Companies like ABB, meanwhile, are developing in-building control and monitoring systems that “provides detailed information about activity within buildings to effectively support energy-saving, facility management, occupant comfort and safety, as well as business intelligence, by using machine learning algorithms to use visual signals for detailed analytics.”
For insurers like Zurich, IoT offers the potential to provide pricing adjusted to the risk behavior of drivers, businesses and homeowners, as well as support such as road-side assistance or building monitoring services and more granular risk insights.
The dark side of connectivity
Indeed, the potential for all this data seems almost endless. And yet, there are also significant risks.
The Global Risks Report 2017, published by the World Economic Forum in collaboration with Zurich Insurance Group and other stakeholders, ranked rising cyber depending among the top five trends determining global developments. The report also ranked massive incidents of data fraud or theft among its top five global risks in terms of likelihood, with large-scale cyber-attacks ranked sixth.
Those finding were reconfirmed this year in the World Economic Forum’s proprietary Executive Opinion Survey (EOS) of 12,411 executives across 136 countries conducted between February and June 2017, which ranked cyber-attacks among the top 10 challenges to global business. Companies in North America, East Asia and the Pacific ranked cyber as the greatest potential risk to their operations in 2017.
A 2017 survey of 4,000 people across the U.S. and UK found that 69 percent consumers are concerned about security and privacy IoT devices, and 68 percent don’t trust brands to handle their personal information appropriately.
Those concerns are well justified. In October 2016, several high profile websites were temporarily inaccessible because of a massive denial of service attack that has been linked to so-called Mirai malware installed on up to 50,000 poorly secured IoT devices. The U.S. government responded in 2017, with the proposed Internet of Things Cybersecurity Improvement Act of 2017, which proposes the introduction of “minimal cybersecurity operational standards” for IoT devices purchased by federal agencies.
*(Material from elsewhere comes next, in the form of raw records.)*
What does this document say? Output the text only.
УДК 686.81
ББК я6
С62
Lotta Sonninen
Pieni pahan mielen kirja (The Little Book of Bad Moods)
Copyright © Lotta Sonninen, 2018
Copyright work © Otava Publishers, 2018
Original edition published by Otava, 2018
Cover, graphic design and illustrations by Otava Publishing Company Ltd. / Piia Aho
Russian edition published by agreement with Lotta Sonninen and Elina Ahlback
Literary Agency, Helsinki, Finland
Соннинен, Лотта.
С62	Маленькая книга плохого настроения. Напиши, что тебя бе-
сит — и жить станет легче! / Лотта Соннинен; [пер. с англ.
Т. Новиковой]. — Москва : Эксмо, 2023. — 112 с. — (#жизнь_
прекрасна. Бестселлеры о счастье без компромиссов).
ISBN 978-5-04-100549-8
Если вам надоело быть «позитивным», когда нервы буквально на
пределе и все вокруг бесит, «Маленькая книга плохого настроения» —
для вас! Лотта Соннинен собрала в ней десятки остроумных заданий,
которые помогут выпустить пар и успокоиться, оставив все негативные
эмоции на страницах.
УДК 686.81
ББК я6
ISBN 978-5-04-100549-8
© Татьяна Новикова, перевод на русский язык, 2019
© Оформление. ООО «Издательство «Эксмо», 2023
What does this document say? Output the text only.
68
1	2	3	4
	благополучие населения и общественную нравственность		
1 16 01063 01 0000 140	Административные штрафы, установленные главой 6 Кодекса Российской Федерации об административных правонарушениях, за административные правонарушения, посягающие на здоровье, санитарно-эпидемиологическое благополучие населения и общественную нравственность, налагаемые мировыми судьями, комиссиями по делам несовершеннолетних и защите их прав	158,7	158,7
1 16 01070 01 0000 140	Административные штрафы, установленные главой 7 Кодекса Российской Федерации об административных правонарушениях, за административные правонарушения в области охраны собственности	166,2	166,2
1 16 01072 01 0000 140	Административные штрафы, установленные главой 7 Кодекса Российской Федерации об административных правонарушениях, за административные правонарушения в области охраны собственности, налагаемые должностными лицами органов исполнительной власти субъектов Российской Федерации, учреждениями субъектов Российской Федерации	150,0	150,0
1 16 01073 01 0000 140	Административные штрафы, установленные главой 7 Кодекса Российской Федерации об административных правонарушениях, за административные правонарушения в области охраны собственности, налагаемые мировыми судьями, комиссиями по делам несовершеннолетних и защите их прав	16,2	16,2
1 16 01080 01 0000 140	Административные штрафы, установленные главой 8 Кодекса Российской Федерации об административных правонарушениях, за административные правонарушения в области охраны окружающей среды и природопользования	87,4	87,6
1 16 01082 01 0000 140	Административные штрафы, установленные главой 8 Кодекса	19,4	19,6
Uncertainty mitigates progress
These concerns over security may explain that, despite the hype and clear potential of the technology, investment in IoT remains at a very early stage. A recently published survey of more than 1,400 vendors and other organizations on behalf of Dresdner Advisory Services found that just 15 percent of respondents believed that IoT was critical or very important to their business, though more than half saw it as “somewhat” important.
It would appear that more needs to be done to address security and privacy concerns before businesses and consumers will be willing to embrace the IoT and unlock its full potential.
For governments, that means forging closer partnerships with their international counterparts and with industry bodies to set consistent and credible standards that provide security without limiting the value to be generated by these technologies.
Businesses, meanwhile, need to be able to take a forward view to incorporate these possibilities in the design of structures. That calls for closer cooperation between original equipment manufacturers to set consistent industry standards for safety and security. Companies using customer data need to address privacy concerns by ensuring and verifying data anonymity and providing transparency into their procedures for data collection and use.
All businesses, meanwhile, need to ensure that they follow the minimum guidelines for cyber resilience, such as those published by the World Economic Forum with the support of Zurich Insurance Group.